The body was horrific; swollen, silvery, glistening like some great fat fish, no features left on the inflated head for him to recognise. His eyes flashed briefly to the naked body then away again as sickness rose in his throat.
‘Enough?’ Declan asked, watching him.
Neil managed a nod. He reeled out of there and leaned on a low stone wall.
As they drove back to the police station, he kept his eyes shut, the window open beside him and a rough, clean wind from the sea filling his lungs, helping to expel the after-taste of the morgue. That scent of decay and antiseptic was deadly. He hated it.

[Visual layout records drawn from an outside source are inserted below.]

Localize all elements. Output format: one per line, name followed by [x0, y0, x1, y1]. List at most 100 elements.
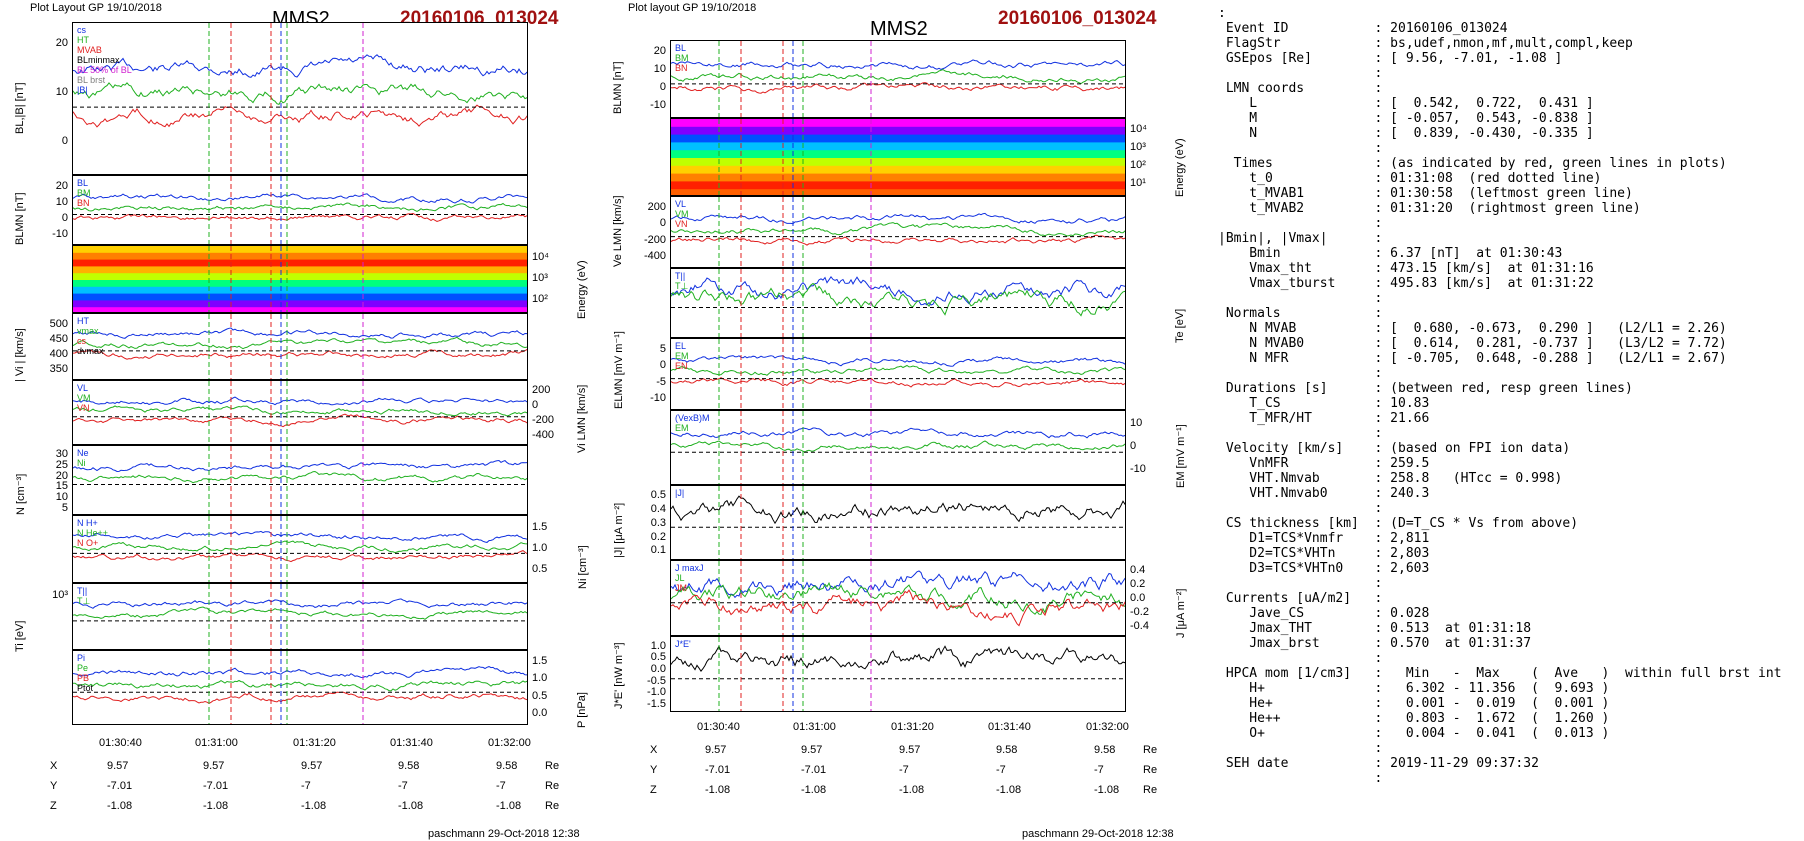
left-blmn-series-1 — [73, 202, 527, 212]
left-panel-ti: T|| T⊥ — [72, 583, 528, 650]
mid-coord-value: -1.08 — [705, 784, 731, 796]
left-vi-series-0 — [73, 327, 527, 339]
left-p-tick-label: 0.0 — [532, 706, 548, 719]
mid-velmn-legend-entry: VN — [675, 219, 688, 229]
mid-panel-blmn-plot — [671, 41, 1125, 117]
mid-coord-value: -7 — [1094, 764, 1104, 776]
left-coord-value: -7.01 — [203, 780, 229, 792]
mid-je-legend: J*E' — [675, 639, 691, 649]
mid-panel-velmn-plot — [671, 197, 1125, 267]
mid-header: Plot layout GP 19/10/2018 — [628, 2, 757, 14]
left-bl-tick-label: 10 — [55, 85, 68, 98]
left-panel-blmn: BL BM BN — [72, 175, 528, 245]
mid-te-legend-entry: T|| — [675, 271, 686, 281]
mid-velmn-tick-label: -400 — [643, 250, 666, 263]
left-p-legend-entry: PB — [77, 673, 90, 683]
left-p-series-0 — [73, 666, 527, 679]
left-coord-value: -1.08 — [203, 800, 229, 812]
info-line: FlagStr : bs,udef,nmon,mf,mult,compl,kee… — [1218, 36, 1633, 51]
left-coord-unit: Re — [545, 760, 560, 772]
left-panel-bl-plot — [73, 23, 527, 174]
left-n-legend: Ne Ni — [77, 448, 89, 468]
left-bl-series-1 — [73, 82, 527, 106]
left-panel-vilmn: VL VM VN — [72, 380, 528, 445]
mid-blmn-legend-entry: BN — [675, 63, 688, 73]
left-blmn-series-0 — [73, 193, 527, 204]
info-line: He++ : 0.803 - 1.672 ( 1.260 ) — [1218, 711, 1610, 726]
left-p-series-1 — [73, 679, 527, 692]
info-line: Times : (as indicated by red, green line… — [1218, 156, 1727, 171]
left-time-tick: 01:32:00 — [488, 737, 531, 749]
mid-elmn-tick-label: 5 — [659, 342, 666, 355]
info-line: : — [1218, 741, 1383, 756]
left-panel-bl: cs HT MVAB BLminmax BL 50% of BL BL brst |B| — [72, 22, 528, 175]
left-ni-tick-label: 1.0 — [532, 541, 548, 554]
mid-blmn-tick-label: 0 — [659, 81, 666, 94]
info-line: LMN coords : — [1218, 81, 1383, 96]
left-panel-p-plot — [73, 651, 527, 724]
mid-espec-tick-label: 10² — [1130, 159, 1146, 172]
mid-j-tick-label: 0.5 — [650, 489, 666, 502]
left-coord-value: -1.08 — [398, 800, 424, 812]
mid-je-series-0 — [671, 645, 1125, 672]
mid-espec-tick-label: 10³ — [1130, 141, 1146, 154]
mid-j-legend: |J| — [675, 488, 684, 498]
mid-blmn-tick-label: 10 — [653, 63, 666, 76]
mid-jlmn-tick-label: 0.2 — [1130, 578, 1146, 591]
mid-espec-tick-label: 10¹ — [1130, 177, 1146, 190]
mid-je-tick-label: -1.5 — [647, 697, 666, 710]
mid-time-tick: 01:31:40 — [988, 721, 1031, 733]
mid-jlmn-legend-entry: JL — [675, 573, 685, 583]
left-ni-tick-label: 1.5 — [532, 521, 548, 534]
mid-blmn-series-2 — [671, 82, 1125, 94]
mid-je-tick-label: -0.5 — [647, 674, 666, 687]
left-bl-series-2 — [73, 104, 527, 128]
mid-j-tick-label: 0.4 — [650, 502, 666, 515]
left-n-tick-label: 10 — [55, 490, 68, 503]
mid-coord-value: 9.58 — [996, 744, 1018, 756]
mid-title: MMS2 — [870, 18, 928, 40]
mid-blmn-legend: BL BM BN — [675, 43, 689, 73]
mid-velmn-legend: VL VM VN — [675, 199, 689, 229]
mid-espec-band — [671, 134, 1125, 144]
left-n-tick-label: 30 — [55, 448, 68, 461]
mid-em-ylabel: EM [mV m⁻¹] — [1175, 423, 1187, 488]
left-bl-legend: cs HT MVAB BLminmax BL 50% of BL BL brst |B| — [77, 25, 132, 95]
info-line: CS thickness [km] : (D=T_CS * Vs from ab… — [1218, 516, 1579, 531]
left-ti-legend-entry: T|| — [77, 586, 88, 596]
mid-coord-value: 9.57 — [705, 744, 727, 756]
mid-time-tick: 01:32:00 — [1086, 721, 1129, 733]
event-info-text: : Event ID : 20160106_013024 FlagStr : b… — [1218, 6, 1782, 786]
mid-coord-unit: Re — [1143, 744, 1158, 756]
left-ti-legend-entry: T⊥ — [77, 596, 91, 606]
mid-velmn-series-0 — [671, 212, 1125, 225]
left-blmn-tick-label: 10 — [55, 195, 68, 208]
mid-coord-label: Y — [650, 764, 658, 776]
left-bl-tick-label: 20 — [55, 36, 68, 49]
mid-velmn-series-2 — [671, 234, 1125, 246]
left-p-tick-label: 0.5 — [532, 689, 548, 702]
left-ni-legend-entry: N O+ — [77, 538, 99, 548]
left-vilmn-tick-label: 200 — [532, 384, 551, 397]
mid-te-ylabel: Te [eV] — [1174, 308, 1186, 343]
info-line: He+ : 0.001 - 0.019 ( 0.001 ) — [1218, 696, 1610, 711]
mid-jlmn-legend-entry: J maxJ — [675, 563, 704, 573]
mid-em-legend-entry: EM — [675, 423, 689, 433]
mid-panel-em-plot — [671, 411, 1125, 484]
left-panel-ti-plot — [73, 584, 527, 649]
mid-coord-value: -7.01 — [801, 764, 827, 776]
left-n-tick-label: 15 — [55, 480, 68, 493]
mid-panel-j: |J| — [670, 485, 1126, 560]
mid-coord-value: -1.08 — [1094, 784, 1120, 796]
mid-jlmn-ylabel: J [μA m⁻²] — [1175, 588, 1187, 638]
mid-em-legend-entry: (VexB)M — [675, 413, 710, 423]
left-coord-value: 9.58 — [496, 760, 518, 772]
info-line: Normals : — [1218, 306, 1383, 321]
left-bl-legend-entry: cs — [77, 25, 86, 35]
left-p-legend-entry: Ptot — [77, 683, 94, 693]
mid-te-legend: T|| T⊥ — [675, 271, 688, 291]
info-line: Jmax_THT : 0.513 at 01:31:18 — [1218, 621, 1532, 636]
mid-elmn-legend-entry: EL — [675, 341, 687, 351]
left-coord-value: -7.01 — [107, 780, 133, 792]
mid-velmn-legend-entry: VL — [675, 199, 687, 209]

Back in his small, shabby office Declan opened a drawer and got out a bottle and two glasses.
‘Join me?’
‘Please,’ Neil said through white lips, afraid he might throw up any minute, which would be humiliating in front of this stranger. He had seen dead bodies often enough before, but that one had been the worst in his experience.
Declan put a file box on the desk. ‘X-rays – she’d been to a dentist recently, she broke an arm in childhood and it was set badly, and there’s a scar on the abdomen. Appendix. Forensic says it’s quite old; she was maybe late teens when she had that done.’